Using the Python library sqlglot, where can I find documentation that explains:
- Which attributes I should expect to find on which expression nodes types (which arg types does Join, Table, Select, etc. have?)
- What overall structure I should expect the AST to have for various kinds of SQL statements? (e.g. that a Select has a "joins" child, which in turn has a list of tables) And what "arg" name do I use to access each of these?
For example, what documentation could I look at to know that code like below (from here) will find the names of table within the joins? How would I know to request "joins" from node.args? What does "this" refer to?

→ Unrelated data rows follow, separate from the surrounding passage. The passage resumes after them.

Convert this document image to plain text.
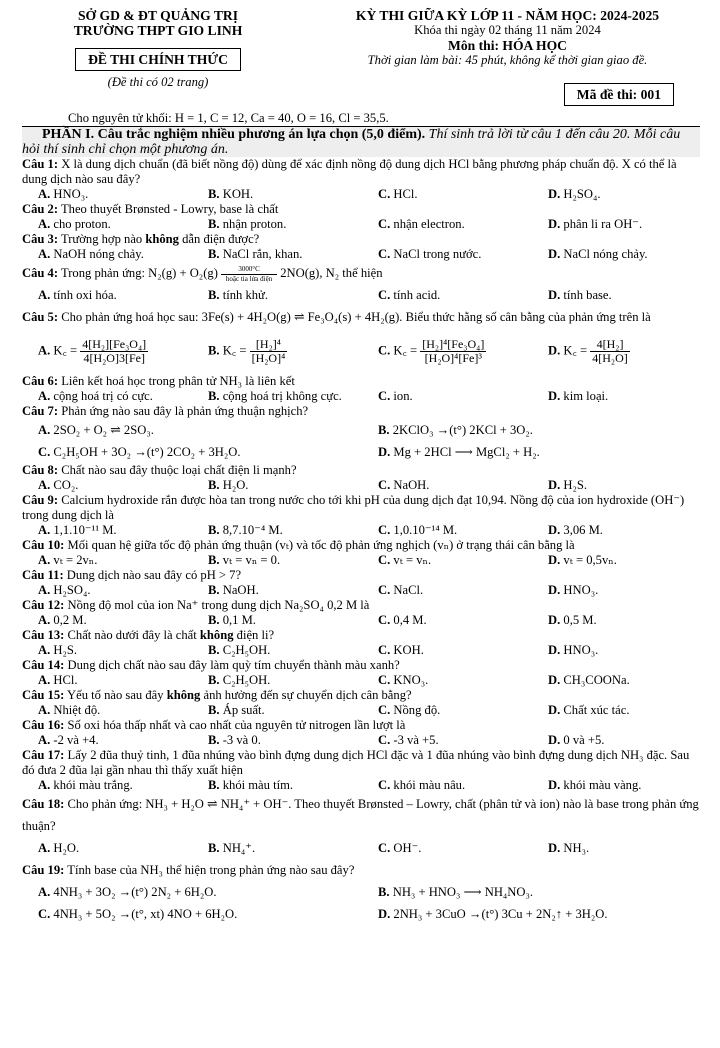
SỞ GD & ĐT QUẢNG TRỊ
TRƯỜNG THPT GIO LINH
ĐỀ THI CHÍNH THỨC
(Đề thi có 02 trang)
KỲ THI GIỮA KỲ LỚP 11 - NĂM HỌC: 2024-2025
Khóa thi ngày 02 tháng 11 năm 2024
Môn thi: HÓA HỌC
Thời gian làm bài: 45 phút, không kể thời gian giao đề.
Mã đề thi: 001
Cho nguyên tử khối: H = 1, C = 12, Ca = 40, O = 16, Cl = 35,5.
PHẦN I. Câu trắc nghiệm nhiều phương án lựa chọn (5,0 điểm). Thí sinh trả lời từ câu 1 đến câu 20. Mỗi câu hỏi thí sinh chỉ chọn một phương án.
Câu 1: X là dung dịch chuẩn (đã biết nồng độ) dùng để xác định nồng độ dung dịch HCl bằng phương pháp chuẩn độ. X có thể là dung dịch nào sau đây?
A. HNO₃.	B. KOH.	C. HCl.	D. H₂SO₄.
Câu 2: Theo thuyết Brønsted - Lowry, base là chất
A. cho proton.	B. nhận proton.	C. nhận electron.	D. phân li ra OH⁻.
Câu 3: Trường hợp nào không dẫn điện được?
A. NaOH nóng chảy.	B. NaCl rắn, khan.	C. NaCl trong nước.	D. NaCl nóng chảy.
Câu 4: Trong phản ứng: N₂(g) + O₂(g)	3000°C
hoặc tia lửa điện 2NO(g), N₂ thể hiện
A. tính oxi hóa.	B. tính khử.	C. tính acid.	D. tính base.
Câu 5: Cho phản ứng hoá học sau: 3Fe(s) + 4H₂O(g) ⇌ Fe₃O₄(s) + 4H₂(g). Biểu thức hằng số cân bằng của phản ứng trên là
A. K꜀ = $\frac{\text{4[H₂][Fe₃O₄]}}{\text{4[H₂O]3[Fe]}}$	B. K꜀ = $\frac{\text{[H₂]⁴}}{\text{[H₂O]⁴}}$	C. K꜀ = $\frac{\text{[H₂]⁴[Fe₃O₄]}}{\text{[H₂O]⁴[Fe]³}}$	D. K꜀ = $\frac{\text{4[H₂]}}{\text{4[H₂O]}}$
Câu 6: Liên kết hoá học trong phân tử NH₃ là liên kết
A. cộng hoá trị có cực.	B. cộng hoá trị không cực.	C. ion.	D. kim loại.
Câu 7: Phản ứng nào sau đây là phản ứng thuận nghịch?
A. 2SO₂ + O₂ ⇌ 2SO₃.	B. 2KClO₃ →(t°) 2KCl + 3O₂.
C. C₂H₅OH + 3O₂ →(t°) 2CO₂ + 3H₂O.	D. Mg + 2HCl ⟶ MgCl₂ + H₂.
Câu 8: Chất nào sau đây thuộc loại chất điện li mạnh?
A. CO₂.	B. H₂O.	C. NaOH.	D. H₂S.
Câu 9: Calcium hydroxide rắn được hòa tan trong nước cho tới khi pH của dung dịch đạt 10,94. Nồng độ của ion hydroxide (OH⁻) trong dung dịch là
A. 1,1.10⁻¹¹ M.	B. 8,7.10⁻⁴ M.	C. 1,0.10⁻¹⁴ M.	D. 3,06 M.
Câu 10: Mối quan hệ giữa tốc độ phản ứng thuận (vₜ) và tốc độ phản ứng nghịch (vₙ) ở trạng thái cân bằng là
A. vₜ = 2vₙ.	B. vₜ = vₙ = 0.	C. vₜ = vₙ.	D. vₜ = 0,5vₙ.
Câu 11: Dung dịch nào sau đây có pH > 7?
A. H₂SO₄.	B. NaOH.	C. NaCl.	D. HNO₃.
Câu 12: Nồng độ mol của ion Na⁺ trong dung dịch Na₂SO₄ 0,2 M là
A. 0,2 M.	B. 0,1 M.	C. 0,4 M.	D. 0,5 M.
Câu 13: Chất nào dưới đây là chất không điện li?
A. H₂S.	B. C₂H₅OH.	C. KOH.	D. HNO₃.
Câu 14: Dung dịch chất nào sau đây làm quỳ tím chuyển thành màu xanh?
A. HCl.	B. C₂H₅OH.	C. KNO₃.	D. CH₃COONa.
Câu 15: Yếu tố nào sau đây không ảnh hưởng đến sự chuyển dịch cân bằng?
A. Nhiệt độ.	B. Áp suất.	C. Nồng độ.	D. Chất xúc tác.
Câu 16: Số oxi hóa thấp nhất và cao nhất của nguyên tử nitrogen lần lượt là
A. -2 và +4.	B. -3 và 0.	C. -3 và +5.	D. 0 và +5.
Câu 17: Lấy 2 đũa thuỷ tinh, 1 đũa nhúng vào bình đựng dung dịch HCl đặc và 1 đũa nhúng vào bình đựng dung dịch NH₃ đặc. Sau đó đưa 2 đũa lại gần nhau thì thấy xuất hiện
A. khói màu trắng.	B. khói màu tím.	C. khói màu nâu.	D. khói màu vàng.
Câu 18: Cho phản ứng: NH₃ + H₂O ⇌ NH₄⁺ + OH⁻. Theo thuyết Brønsted – Lowry, chất (phân tử và ion) nào là base trong phản ứng thuận?
A. H₂O.	B. NH₄⁺.	C. OH⁻.	D. NH₃.
Câu 19: Tính base của NH₃ thể hiện trong phản ứng nào sau đây?
A. 4NH₃ + 3O₂ →(t°) 2N₂ + 6H₂O.	B. NH₃ + HNO₃ ⟶ NH₄NO₃.
C. 4NH₃ + 5O₂ →(t°, xt) 4NO + 6H₂O.	D. 2NH₃ + 3CuO →(t°) 3Cu + 2N₂↑ + 3H₂O.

node = sqlglot.parse_one(sql)
for join in node.args["joins"]:
table = join.find(exp.Table).text("this")
My use case is to parse a bunch of Hive SQL scripts in order to find FROM, INSERT, ADD/DROP TABLE statements/clauses within the scripts, for analyzing which statements interact with which tables. So I am using sqlglot as a general-purpose SQL parser/AST, rather than as a SQL translator.
I have generated a copy of the pdocs locally, but it only tells me which Python API methods are available on the Expression nodes. It does not seem to answer the questions above, unless I am looking in the wrong place.
You can look in the expressions.py file
https://github.com/tobymao/sqlglot/blob/main/sqlglot/expressions.py
every expression type has arg_types